My wife is a biostatistician at an international company whose headquarters is located in England. As a result of this circumstance, many of the people she calls colleagues are heavily interested in both statistical analysis and major European football tournaments. She was invited to participate in a prediction league for this summer's edition of the Euros, and since she knows this kind of thing is right up my alley, she invited me to join as well.

Now, being professional statisticians, they do not put together prediction leagues in the simple, fill-out-your-bracket style that we American simpletons tend to do. Their league was based on Bayesian modeling.

For each of the 36 group stage matches, participants were required to provide the probabilities (adding up to 1.0, of course) that the home team would win, that the away team would win, and that there would be a draw. A baseline prediction would be for a .33 chance of each outcome; your model should be at least better than that in order to be useful and have a chance at winning the tournament.

I could look up the precise formula used to determine each participant's game-by-game score, but honestly it matters as much as knowing exactly how to calculate a QB rating or a baseball player's WAR. It's enough to know that a score of "0" means that your model is working as well as random chance. (Also, a surefire way to eliminate yourself would be to predict an outcome had literally 0 chance of happening, because when that outcome actually does come to pass your score becomes negative infinity, with no chance of recovery. This happened to two people within the first three matches.)

Anyway, the scoring system was complex and the game-by-game changes in position, with 60+ participants, were difficult to track. So, I created this chart to show how participants' models were performing, both in a raw sense and in a rank-order bump chart. (Click here for the interactive version; see the tabs at the top of the viz to switch between the two charts).

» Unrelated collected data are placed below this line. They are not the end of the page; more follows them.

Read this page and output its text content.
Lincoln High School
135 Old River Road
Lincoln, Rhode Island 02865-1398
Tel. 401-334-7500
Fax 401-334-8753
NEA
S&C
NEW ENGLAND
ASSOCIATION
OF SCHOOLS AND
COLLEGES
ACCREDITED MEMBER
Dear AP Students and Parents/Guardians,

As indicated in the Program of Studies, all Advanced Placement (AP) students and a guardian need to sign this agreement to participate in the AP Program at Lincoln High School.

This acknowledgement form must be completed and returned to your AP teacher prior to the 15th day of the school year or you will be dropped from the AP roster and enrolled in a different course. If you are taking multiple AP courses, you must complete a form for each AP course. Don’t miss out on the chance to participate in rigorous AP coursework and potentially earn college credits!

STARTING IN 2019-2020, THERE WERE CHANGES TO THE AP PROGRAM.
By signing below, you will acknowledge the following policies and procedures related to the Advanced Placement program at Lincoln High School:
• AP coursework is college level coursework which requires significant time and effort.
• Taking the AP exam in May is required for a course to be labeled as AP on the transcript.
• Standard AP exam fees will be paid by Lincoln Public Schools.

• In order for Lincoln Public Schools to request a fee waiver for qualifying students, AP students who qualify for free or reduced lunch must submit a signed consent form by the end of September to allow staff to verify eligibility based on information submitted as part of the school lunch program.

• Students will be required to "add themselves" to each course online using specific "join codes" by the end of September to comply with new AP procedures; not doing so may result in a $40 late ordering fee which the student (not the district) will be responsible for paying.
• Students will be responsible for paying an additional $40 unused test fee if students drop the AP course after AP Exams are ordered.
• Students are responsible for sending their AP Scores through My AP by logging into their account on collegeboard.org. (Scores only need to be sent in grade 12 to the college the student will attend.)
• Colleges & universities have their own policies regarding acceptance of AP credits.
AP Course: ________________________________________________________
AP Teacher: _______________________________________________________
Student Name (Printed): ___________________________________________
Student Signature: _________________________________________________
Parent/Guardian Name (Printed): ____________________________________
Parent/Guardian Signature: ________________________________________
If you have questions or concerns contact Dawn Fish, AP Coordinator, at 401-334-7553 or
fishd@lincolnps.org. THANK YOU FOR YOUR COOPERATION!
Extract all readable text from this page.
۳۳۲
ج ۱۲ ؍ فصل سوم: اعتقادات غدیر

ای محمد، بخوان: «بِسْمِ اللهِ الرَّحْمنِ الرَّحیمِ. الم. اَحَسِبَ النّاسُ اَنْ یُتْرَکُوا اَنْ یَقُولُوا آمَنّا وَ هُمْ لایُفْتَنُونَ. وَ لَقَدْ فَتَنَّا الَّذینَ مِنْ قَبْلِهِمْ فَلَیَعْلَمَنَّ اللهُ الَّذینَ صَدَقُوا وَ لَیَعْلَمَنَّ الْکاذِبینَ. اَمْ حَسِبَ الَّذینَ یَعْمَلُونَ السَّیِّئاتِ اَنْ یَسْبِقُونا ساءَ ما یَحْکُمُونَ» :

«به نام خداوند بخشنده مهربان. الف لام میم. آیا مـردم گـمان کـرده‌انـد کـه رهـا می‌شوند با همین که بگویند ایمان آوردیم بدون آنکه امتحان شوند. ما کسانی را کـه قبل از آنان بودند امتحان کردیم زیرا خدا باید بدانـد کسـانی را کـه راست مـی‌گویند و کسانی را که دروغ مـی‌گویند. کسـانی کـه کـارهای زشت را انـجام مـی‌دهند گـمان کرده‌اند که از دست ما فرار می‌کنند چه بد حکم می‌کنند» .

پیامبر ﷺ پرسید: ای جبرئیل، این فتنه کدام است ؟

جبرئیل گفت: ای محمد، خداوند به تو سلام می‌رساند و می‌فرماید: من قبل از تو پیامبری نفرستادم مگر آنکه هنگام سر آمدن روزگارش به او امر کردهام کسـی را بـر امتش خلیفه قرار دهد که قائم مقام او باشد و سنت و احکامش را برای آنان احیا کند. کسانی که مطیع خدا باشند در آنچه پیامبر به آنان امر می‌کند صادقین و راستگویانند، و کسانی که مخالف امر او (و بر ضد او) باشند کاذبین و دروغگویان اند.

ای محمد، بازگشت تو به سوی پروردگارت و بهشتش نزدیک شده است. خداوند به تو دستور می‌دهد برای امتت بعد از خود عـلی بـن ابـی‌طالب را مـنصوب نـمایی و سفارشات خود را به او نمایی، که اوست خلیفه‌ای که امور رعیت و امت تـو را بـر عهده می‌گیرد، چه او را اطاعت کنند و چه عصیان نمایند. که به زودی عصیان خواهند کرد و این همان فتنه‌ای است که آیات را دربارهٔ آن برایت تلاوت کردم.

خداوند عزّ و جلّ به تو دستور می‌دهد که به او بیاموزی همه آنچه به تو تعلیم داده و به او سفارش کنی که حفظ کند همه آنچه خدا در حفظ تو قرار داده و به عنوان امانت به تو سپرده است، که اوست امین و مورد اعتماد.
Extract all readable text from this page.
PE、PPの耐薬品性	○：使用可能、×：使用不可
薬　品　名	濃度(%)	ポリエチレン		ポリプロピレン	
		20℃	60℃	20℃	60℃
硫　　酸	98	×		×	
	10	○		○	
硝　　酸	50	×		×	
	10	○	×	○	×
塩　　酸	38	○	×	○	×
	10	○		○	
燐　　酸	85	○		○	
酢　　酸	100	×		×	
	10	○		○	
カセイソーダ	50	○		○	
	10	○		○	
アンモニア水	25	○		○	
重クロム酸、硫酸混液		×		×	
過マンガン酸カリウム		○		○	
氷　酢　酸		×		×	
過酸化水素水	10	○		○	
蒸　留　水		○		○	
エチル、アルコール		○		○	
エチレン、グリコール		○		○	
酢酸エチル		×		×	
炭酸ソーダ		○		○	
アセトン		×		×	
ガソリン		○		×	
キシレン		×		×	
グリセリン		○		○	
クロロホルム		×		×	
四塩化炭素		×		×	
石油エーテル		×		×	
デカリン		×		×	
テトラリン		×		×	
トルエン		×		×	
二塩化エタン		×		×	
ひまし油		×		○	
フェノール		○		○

My model used the current ELO scores of all participating teams, and then I took a wild guess at how often teams would draw (ELO doesn't predict chance of a draw, only chance of winning based on the contestants' scores). I assumed that teams would be risk-averse, so I predicted a high chance of draws, especially between teams that were closely matched.

This did not turn out to be the case.



I'm embarrassed to say that I finished in the bottom half, and my model ended up being worse than randomly guessing. For the World Cup, I will revise my model to predict fewer draws, and to take other factors into account than the ones I chose. Still, it was quite enjoyable, although humbling.